Um homem segura um sinalizador enquanto manifestantes em apoio a George Floyd entravam na Interestadual 580 para bloquear o tráfego, em Oakland, Califórnia. Protestos violentos eclodiram nos Estados Unidos em 29 de maio deste ano.| Foto: Josh Edelson / AFP

Os protestos desencadeados pela morte de George Floyd nos Estados Unidos da América (EUA) já entram no nono dia consecutivo, com desdobramentos internacionais em vários países. O segurança negro, de 46 anos, terminou falecendo após sofrer flagrante violência policial no dia 25 de maio, em Minneapolis, no estado de Minnesota.

Os eventos que se seguiram a sua morte têm impactado fortemente o cenário político norte-americano, numa sociedade já sob forte estresse pelo avanço da pandemia do Covid-19, pelo aumento súbito do desemprego, pela ação de grupos políticos radicais e por outras causas que ainda precisam ser analisadas com mais cuidado.

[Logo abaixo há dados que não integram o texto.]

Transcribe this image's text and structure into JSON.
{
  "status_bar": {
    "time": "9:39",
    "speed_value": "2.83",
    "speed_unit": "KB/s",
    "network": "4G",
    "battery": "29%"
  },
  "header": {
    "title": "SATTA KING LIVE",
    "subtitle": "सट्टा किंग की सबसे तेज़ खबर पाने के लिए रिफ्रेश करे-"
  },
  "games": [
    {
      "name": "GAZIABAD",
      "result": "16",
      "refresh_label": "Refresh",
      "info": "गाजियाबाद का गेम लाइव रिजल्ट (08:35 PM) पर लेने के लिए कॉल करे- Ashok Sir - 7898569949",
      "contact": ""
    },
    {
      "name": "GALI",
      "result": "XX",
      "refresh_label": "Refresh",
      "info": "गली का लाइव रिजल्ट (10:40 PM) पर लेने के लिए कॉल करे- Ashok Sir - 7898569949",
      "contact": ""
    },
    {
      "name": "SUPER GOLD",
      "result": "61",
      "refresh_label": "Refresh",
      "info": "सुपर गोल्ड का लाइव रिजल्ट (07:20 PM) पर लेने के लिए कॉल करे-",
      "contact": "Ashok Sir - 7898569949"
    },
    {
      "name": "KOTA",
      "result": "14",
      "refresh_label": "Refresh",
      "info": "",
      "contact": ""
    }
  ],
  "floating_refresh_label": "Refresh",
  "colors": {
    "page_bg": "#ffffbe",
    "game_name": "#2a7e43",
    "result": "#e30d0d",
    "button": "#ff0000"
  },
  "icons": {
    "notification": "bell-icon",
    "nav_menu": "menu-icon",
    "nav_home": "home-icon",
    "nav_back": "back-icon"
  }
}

Os EUA são um país conhecido por um problema histórico de segregação étnica. Até os anos 1964, em muitos estados norte-americanos, negros não podiam frequentar vários estabelecimentos comerciais e instituições de ensino, nem mesmo circular na rua em determinados horários. Foi só com a Lei de Direitos Civis, assinada pelo presidente Lyndon B. Johnson, que a discriminação racial passou a ser crime em todo o país. O marco legal foi resultado de uma intensa luta por direitos civis, liderada por personalidades do movimento negro como Rosa Parks e Martim Luther King. Na série de eventos que levaram à sanção da Lei, o célebre protesto de 381 dias iniciado após o célebre “não” de Parks, ao se recusar a ceder seu lugar no ônibus a uma pessoa branca, que lhe rendeu detenção pelas autoridades de Montgomery.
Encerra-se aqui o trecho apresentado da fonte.